We need cross-pollenization among groups doing electoral work and those doing community organizing with larger goals of social justice. We cannot believe that only by changing Congress we can get what we want.

A key issue is shaping our demands to be accountable to what’s possible from our community and not what is possible on whatever elected official is in office. This means not trading off rights and demands is key. While developing the ability to win any decent comprehensive reform bill, some groups have gone off alone to develop legislation on their own, which is piece meal, If we continue to do that in the current climate – because we haven’t yet made an attempt to develop consensus on what communities what, building unity, which is difficult among communities that are already segmented and marginalized – this will lead to more segmentation and going off in different directions.

We need to get down to the hard business of getting to know each other, as central to developing community-based vision and strategies. Communities are not just waiting to march for policies that they have not been consulted with by policy groups.

How do we break the logjam and rollback xenophobia?

Part of the hard work of getting to know each other and the harder work of building deep alliances not just in moments of crisis with those forces, who are outside the immigrant rights movement, is taking on the media messaging against immigrants that the Bush Administration and others are using to frame issues after 9/11. It will have to be a serious and far-reaching campaign to change the public’s mind. This is not just about addressing suburbia or middle America; it means exposing in the eye of the public the root causes of why migrants are forced to be here, their role in the U.S. economy and that upholds the wealth of this society.
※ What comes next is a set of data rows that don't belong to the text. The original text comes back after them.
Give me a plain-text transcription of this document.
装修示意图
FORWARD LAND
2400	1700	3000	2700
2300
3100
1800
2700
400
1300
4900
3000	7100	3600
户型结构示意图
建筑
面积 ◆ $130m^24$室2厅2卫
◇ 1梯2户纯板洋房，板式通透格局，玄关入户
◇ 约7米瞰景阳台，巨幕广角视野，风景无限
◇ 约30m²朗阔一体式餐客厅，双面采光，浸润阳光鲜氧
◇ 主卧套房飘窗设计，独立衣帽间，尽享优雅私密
At the level of communities, not just migrants, for example Katrina and African Americans, with the deteriorating support for the war in Iraq, we need to radicalize the U.S. public. When society is becoming more radical in this way, it can have impact on Congress and those who are in power. This also means radicalizing people in terms of education but also in the strategies we use.
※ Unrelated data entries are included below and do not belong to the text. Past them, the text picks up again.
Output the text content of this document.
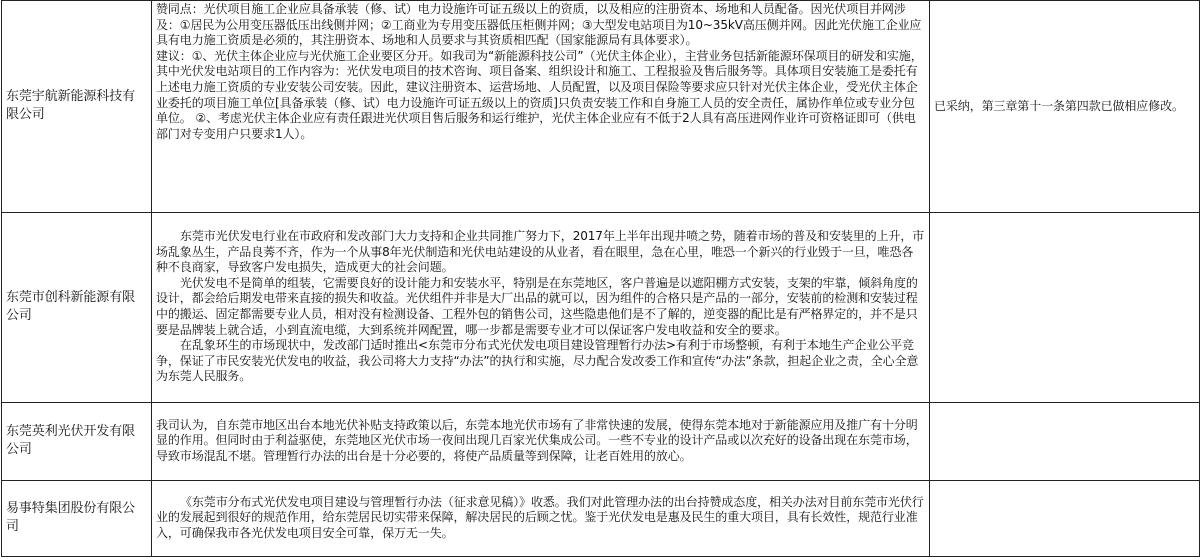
东莞宇航新能源科技有限公司	赞同点：光伏项目施工企业应具备承装（修、试）电力设施许可证五级以上的资质，以及相应的注册资本、场地和人员配备。因光伏项目并网涉及：①居民为公用变压器低压出线侧并网；②工商业为专用变压器低压柜侧并网；③大型发电站项目为10~35kV高压侧并网。因此光伏施工企业应具有电力施工资质是必须的，其注册资本、场地和人员要求与其资质相匹配（国家能源局有具体要求）。

建议：①、光伏主体企业应与光伏施工企业要区分开。如我司为“新能源科技公司”（光伏主体企业），主营业务包括新能源环保项目的研发和实施，其中光伏发电站项目的工作内容为：光伏发电项目的技术咨询、项目备案、组织设计和施工、工程报验及售后服务等。具体项目安装施工是委托有上述电力施工资质的专业安装公司安装。因此，建议注册资本、运营场地、人员配置，以及项目保险等要求应只针对光伏主体企业，受光伏主体企业委托的项目施工单位[具备承装（修、试）电力设施许可证五级以上的资质]只负责安装工作和自身施工人员的安全责任，属协作单位或专业分包单位。 ②、考虑光伏主体企业应有责任跟进光伏项目售后服务和运行维护，光伏主体企业应有不低于2人具有高压进网作业许可资格证即可（供电部门对专变用户只要求1人）。	已采纳，第三章第十一条第四款已做相应修改。
东莞市创科新能源有限公司	东莞市光伏发电行业在市政府和发改部门大力支持和企业共同推广努力下，2017年上半年出现井喷之势，随着市场的普及和安装里的上升，市场乱象丛生，产品良莠不齐，作为一个从事8年光伏制造和光伏电站建设的从业者，看在眼里，急在心里，唯恐一个新兴的行业毁于一旦，唯恐各种不良商家，导致客户发电损失，造成更大的社会问题。

光伏发电不是简单的组装，它需要良好的设计能力和安装水平，特别是在东莞地区，客户普遍是以遮阳棚方式安装，支架的牢靠，倾斜角度的设计，都会给后期发电带来直接的损失和收益。光伏组件并非是大厂出品的就可以，因为组件的合格只是产品的一部分，安装前的检测和安装过程中的搬运、固定都需要专业人员，相对没有检测设备、工程外包的销售公司，这些隐患他们是不了解的，逆变器的配比是有严格界定的，并不是只要是品牌装上就合适，小到直流电缆，大到系统并网配置，哪一步都是需要专业才可以保证客户发电收益和安全的要求。

在乱象环生的市场现状中，发改部门适时推出<东莞市分布式光伏发电项目建设管理暂行办法>有利于市场整顿，有利于本地生产企业公平竞争，保证了市民安装光伏发电的收益，我公司将大力支持“办法”的执行和实施，尽力配合发改委工作和宣传“办法”条款，担起企业之责，全心全意为东莞人民服务。	

东莞英利光伏开发有限公司	我司认为，自东莞市地区出台本地光伏补贴支持政策以后，东莞本地光伏市场有了非常快速的发展，使得东莞本地对于新能源应用及推广有十分明显的作用。但同时由于利益驱使，东莞地区光伏市场一夜间出现几百家光伏集成公司。一些不专业的设计产品或以次充好的设备出现在东莞市场，导致市场混乱不堪。管理暂行办法的出台是十分必要的，将使产品质量等到保障，让老百姓用的放心。	

易事特集团股份有限公司	《东莞市分布式光伏发电项目建设与管理暂行办法（征求意见稿）》收悉。我们对此管理办法的出台持赞成态度，相关办法对目前东莞市光伏行业的发展起到很好的规范作用，给东莞居民切实带来保障，解决居民的后顾之忧。鉴于光伏发电是惠及民生的重大项目，具有长效性，规范行业准入，可确保我市各光伏发电项目安全可靠，保万无一失。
We have to be ready on a mass scale to do civil disobedience, work strikes and stoppages – exercising power unapologetically, without feeling need to paint ourselves as deserving, good immigrants.

Within our community, there never was faith and hope that there was going to be a serious legalization that would be good for us. We are still wrapped up completely in a phase of defensive battles, resisting the attacks. The long-term depends on what happens abroad, globally the war aboard, and the xenophobia at home; we are faced with the defensive battles and will have to chip away at some of the severity of immigration law enforcement.

One way immigrant rights issues can overcome the climate, where local communities can develop a sense of their power to build the future, is to chip away and demand an end to immigration-police collaboration, and expand local ordinances, get driver’s licenses. Building local victories over the “war on terror” will be key to rolling back the anti-immigrant climate during the next two years.

Monami Maulik is the director of DRUM: Desis Rising Up and Moving, based in Jackson Heights, New York. Arnoldo García is the editor of Network News and heads up NNIRR’s Immigrant Justice and Rights Program.